Dive Brief:
- King County, Washington — home to 2.3 million people in and around Seattle — will not allow government acquisition and use of facial recognition software, including by the Sheriff's office, per an ordinance the county council unanimously approved last week.
- Although many cities across the U.S., including Boston, Minneapolis and New Orleans, have passed some form of bans largely limiting government use of the technology, King County says it's the first U.S. county to pass such a ban. The King County ban does not address private or commercial use of the technology like a 2020 Portland, Oregon, law did. It also includes an exception for potential use in cases involving missing children, to comply with the National Child Search Assistance Act.
- With the Seattle area being a home for tech giants and facial recognition software providers Amazon and Microsoft, the action to largely limit the category's applications is especially significant, said Brian Hofer, chair and executive director of Oakland, California-based Secure Justice, an organization that stands against government and corporate over-reach. "Symbolism does have real value ... it sends a message specifically to those companies marketing this technology that at least there in the county, a [significant] portion of the community does not want this technology to be used," Hofer said.
Dive Insight:
Facial recognition systems can in part analyze surveillance images to enable law enforcement or other actors to identify individuals. But despite the possible contributions of such capabilities in criminal investigations, the technology prompts invasion of privacy concerns and is shown to have misidentified people of color at a significant rate compared to White people. In a 2019 federal study from the National Institute of Standards and Technology, Asian and African-American faces were misidentified up to 100 times more often in some algorithms conducting one-to-one matching.

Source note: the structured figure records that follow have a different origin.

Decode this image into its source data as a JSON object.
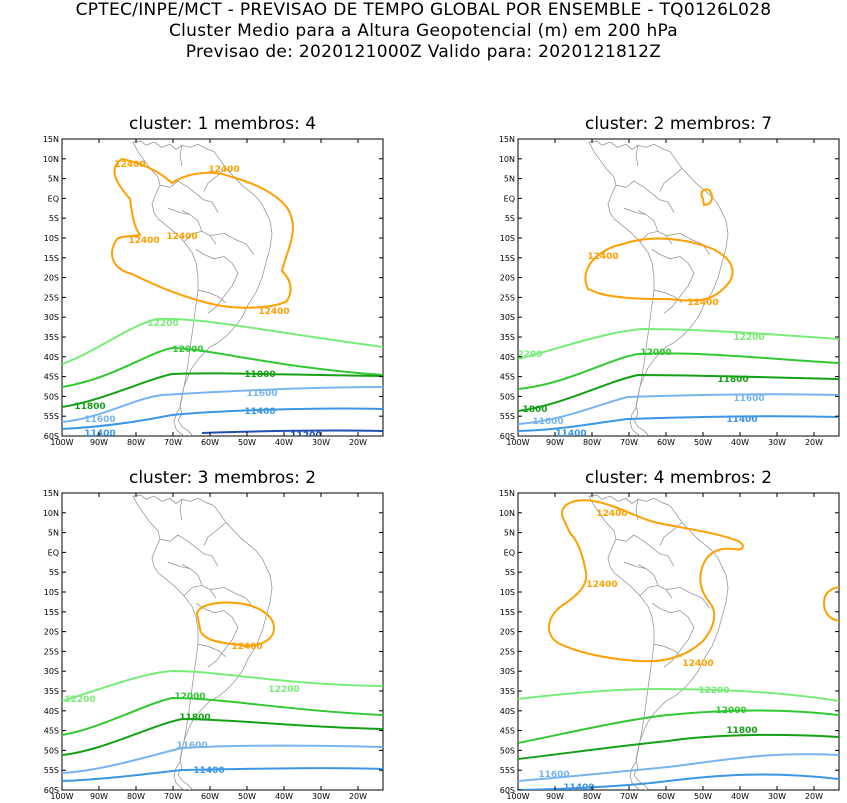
{
  "header": {
    "line1": "CPTEC/INPE/MCT - PREVISAO DE TEMPO GLOBAL POR ENSEMBLE - TQ0126L028",
    "line2": "Cluster Medio para a Altura Geopotencial (m) em 200 hPa",
    "line3": "Previsao de: 2020121000Z   Valido para: 2020121812Z"
  },
  "axes": {
    "lat_labels": [
      "15N",
      "10N",
      "5N",
      "EQ",
      "5S",
      "10S",
      "15S",
      "20S",
      "25S",
      "30S",
      "35S",
      "40S",
      "45S",
      "50S",
      "55S",
      "60S"
    ],
    "lon_labels": [
      "100W",
      "90W",
      "80W",
      "70W",
      "60W",
      "50W",
      "40W",
      "30W",
      "20W"
    ]
  },
  "colors": {
    "c12400": "#ffa000",
    "c12200": "#78ec78",
    "c12000": "#32c832",
    "c11800": "#14a014",
    "c11600": "#78b4f0",
    "c11400": "#3c96e6",
    "c11200": "#1e50b4",
    "coast": "#9a9a9a"
  },
  "panels": [
    {
      "title": "cluster: 1   membros: 4",
      "labels": [
        "12400",
        "12400",
        "12400",
        "12400",
        "12400",
        "12200",
        "12000",
        "11800",
        "11800",
        "11600",
        "11600",
        "11400",
        "11400",
        "11200"
      ]
    },
    {
      "title": "cluster: 2   membros: 7",
      "labels": [
        "12400",
        "12400",
        "12200",
        "2200",
        "12000",
        "11800",
        "1800",
        "11600",
        "11600",
        "11400",
        "11400"
      ]
    },
    {
      "title": "cluster: 3   membros: 2",
      "labels": [
        "12400",
        "12200",
        "12200",
        "12000",
        "11800",
        "11600",
        "11400"
      ]
    },
    {
      "title": "cluster: 4   membros: 2",
      "labels": [
        "12400",
        "12400",
        "12400",
        "12200",
        "12000",
        "11800",
        "11600",
        "11400"
      ]
    }
  ]
}
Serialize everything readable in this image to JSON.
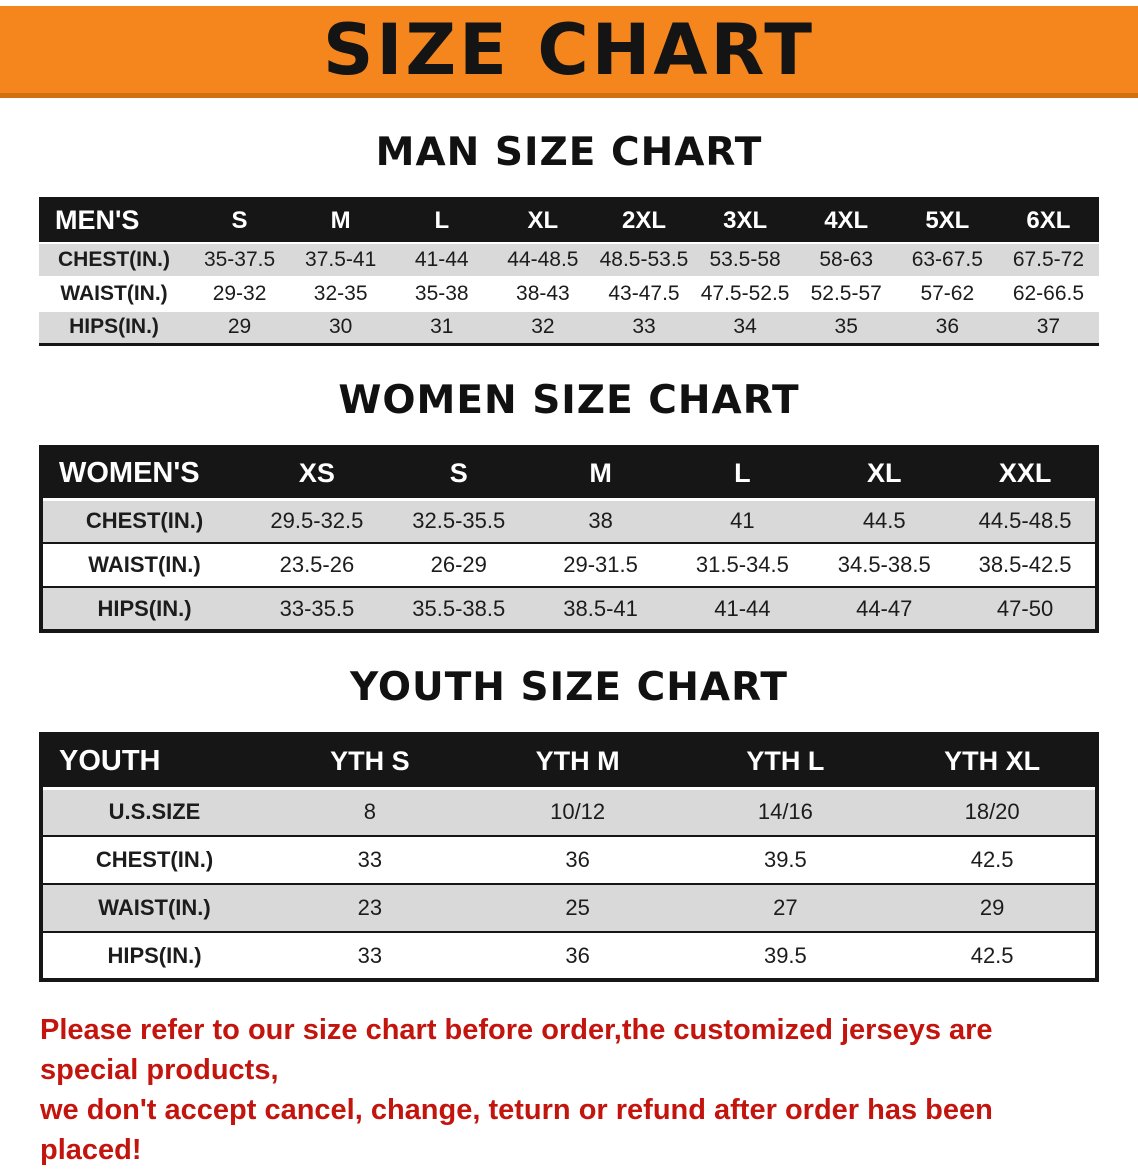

Minimal guardrails exist at the state or federal level, and local jurisdictions have increasingly taken matters into their own hands.
In King County, "The use of facial recognition technology by government agencies poses distinct threats to our residents, including potential misidentification, bias, and the erosion of our civil liberties," said Councilmember Jeanne Kohl-Welles, who sponsored the legislation, in a statement. "The use or misuse of these technologies has potentially devastating consequences which the new ordinance will help to prevent."
The decision drew support from U.S. Rep. Pramila Jayapal, who represents parts of Seattle and King County. "Facial recognition technology has been proven to misidentify people of color at higher rates — leading to unnecessary, traumatic, and expensive legal troubles for innocent Black and Brown people who were wrongfully accused and arrested," Jayapal wrote in a tweet.
Secure Justice's Hofer said the fact that the law happened at the greater county versus city level represents a win, but he is concerned by the missing children caveat because of the doors it could open to extend the technology's reach.
"They're going to have some success cases. Then they're going to say: 'what about missing elderly? what about victims of sexual assault? what about victims of violent crime?' So I am worried that the precedent that it sets [will lead] to an expansion of the technology," Hofer said.
The King County decision came about two weeks after Amazon said it would extend a moratorium on police use of its facial recognition software indefinitely. Amazon last June put in place a one-year moratorium.
Recognizing the debates happening in localities across the country, the National League of Cities (NLC) issued a report earlier this year with information regarding how cities might approach the use and regulation of facial recognition technology.
"[M]any cities across the country are wrestling with the decision on how they approach it. Especially in the absence of federal guidance, cities and counties are really left to regulate the use themselves," said Brooks Rainwater, senior executive of NLC's Center for City Solutions. "We're in support of cities looking at the scope of facial recognition and deciding whether this is a tool that should be used in their community, or on the flip side whether or not it should be banned from either municipal use or all uses within that city." NLC does not take its own stance on whether or not a city ought to employ the technology.
King County's limitations on the technology, like most other localities that have taken action, does not cover private use of the technology. On the opposite coast, Baltimore is now considering a ban similar to Portland, Oregon's that could prohibit private use. The Security Industry Association, which counts Microsoft among its members, is speaking out against the scope Baltimore is proposing.
The debate has also elevated to the state level. Massachusetts passed a series of statewide restrictions in May on how police can and cannot use the technology in criminal investigations, and a bill is currently moving through Maine's state legislature that would limit the technology's use by state and local law enforcement.
Federal action may be on the horizon as well.
Sen. Jeff Merkley, D-Ore., last year helped introduce multiple pieces of legislation that would respectively establish a moratorium on the federal government's use of the technology until Congress outlines specific uses for the data; rescind federal support from state and local law enforcement entities using biometric technology; and prohibit private companies from "harvesting or profiting from" customer or employee biometric data without permission.
Merkley has plans to reintroduce the Facial Recognition and Biometric Technology Moratorium Act, which was brought forth last June but did not make it to a vote, Morning Brew reported on Friday.